The fact they were sex workers was an important part of the story. It explained why they were in Blenheim and who they were associating with. This was information the community was entitled to know.
Stuff also said it was up to the judge to make suppression orders surrounding court appearances. It stood by its reporting in the interests of open justice and public interest.
The Media Council notes that Ms Dodunski made a very well-argued complaint and that the vulnerability of sex workers deserves recognition. However, there were no suppression orders at the time of publication, and this was a matter of high public interest. These factors trumped any right to privacy and no breach of media principles was established.
It is usual court practice for the names of adults charged with offences to be publicly available unless suppression is requested and granted by a judge. It is also standard practice for the media to report cases of public interest, as there clearly was in this case. It is to be noted that it has become common-place for the names of lockdown breakers appearing in Court to be published.
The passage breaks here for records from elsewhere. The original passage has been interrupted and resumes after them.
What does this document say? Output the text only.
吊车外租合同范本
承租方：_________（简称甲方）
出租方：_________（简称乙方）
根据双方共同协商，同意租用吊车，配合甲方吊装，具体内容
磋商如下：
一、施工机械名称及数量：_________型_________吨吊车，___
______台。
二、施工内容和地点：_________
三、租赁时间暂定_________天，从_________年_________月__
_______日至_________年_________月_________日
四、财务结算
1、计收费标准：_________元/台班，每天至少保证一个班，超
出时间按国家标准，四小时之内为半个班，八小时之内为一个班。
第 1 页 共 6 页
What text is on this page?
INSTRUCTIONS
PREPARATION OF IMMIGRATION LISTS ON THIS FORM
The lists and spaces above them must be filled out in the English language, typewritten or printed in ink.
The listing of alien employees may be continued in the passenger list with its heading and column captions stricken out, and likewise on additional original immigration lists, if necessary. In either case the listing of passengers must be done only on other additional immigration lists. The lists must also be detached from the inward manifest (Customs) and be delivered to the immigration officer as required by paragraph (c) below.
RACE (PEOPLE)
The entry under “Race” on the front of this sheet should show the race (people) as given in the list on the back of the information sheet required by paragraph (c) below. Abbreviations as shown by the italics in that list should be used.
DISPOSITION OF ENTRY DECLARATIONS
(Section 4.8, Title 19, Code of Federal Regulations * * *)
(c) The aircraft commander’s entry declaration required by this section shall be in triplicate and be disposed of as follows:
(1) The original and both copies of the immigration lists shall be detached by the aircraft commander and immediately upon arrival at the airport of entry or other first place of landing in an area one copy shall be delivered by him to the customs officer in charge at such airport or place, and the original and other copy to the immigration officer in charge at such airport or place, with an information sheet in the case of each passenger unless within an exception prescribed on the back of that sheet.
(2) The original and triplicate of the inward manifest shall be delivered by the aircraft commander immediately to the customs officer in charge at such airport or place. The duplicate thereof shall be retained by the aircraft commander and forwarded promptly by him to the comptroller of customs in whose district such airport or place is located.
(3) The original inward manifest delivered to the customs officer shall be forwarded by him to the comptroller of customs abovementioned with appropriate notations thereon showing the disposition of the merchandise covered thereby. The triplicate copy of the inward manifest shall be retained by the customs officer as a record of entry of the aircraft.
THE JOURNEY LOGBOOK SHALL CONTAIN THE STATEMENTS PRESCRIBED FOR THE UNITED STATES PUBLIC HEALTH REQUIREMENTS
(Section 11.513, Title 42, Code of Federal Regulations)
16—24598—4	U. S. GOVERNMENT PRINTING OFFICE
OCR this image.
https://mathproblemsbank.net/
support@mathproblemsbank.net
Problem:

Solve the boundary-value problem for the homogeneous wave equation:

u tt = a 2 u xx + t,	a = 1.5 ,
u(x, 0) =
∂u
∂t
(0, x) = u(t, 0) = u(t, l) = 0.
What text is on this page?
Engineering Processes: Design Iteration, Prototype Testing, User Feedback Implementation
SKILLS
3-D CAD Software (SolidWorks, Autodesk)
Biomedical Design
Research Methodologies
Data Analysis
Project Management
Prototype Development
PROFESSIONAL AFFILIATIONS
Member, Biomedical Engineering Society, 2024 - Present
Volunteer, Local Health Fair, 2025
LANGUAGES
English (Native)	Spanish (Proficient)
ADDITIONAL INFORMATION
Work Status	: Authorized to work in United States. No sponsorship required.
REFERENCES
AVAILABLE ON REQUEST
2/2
To make an editorial decision to not name a defendant because of her occupation could be seen as grossly unfair and inconsistent.
There were insufficient grounds for the complaint to proceed.
The Media Council notes that subsequently the women’s lawyer applied for name suppression, which was declined. The lawyer appealed this decision. An interim suppression order was then imposed to allow an appeal to be heard.
The names were removed from the Stuff story pending a final decision.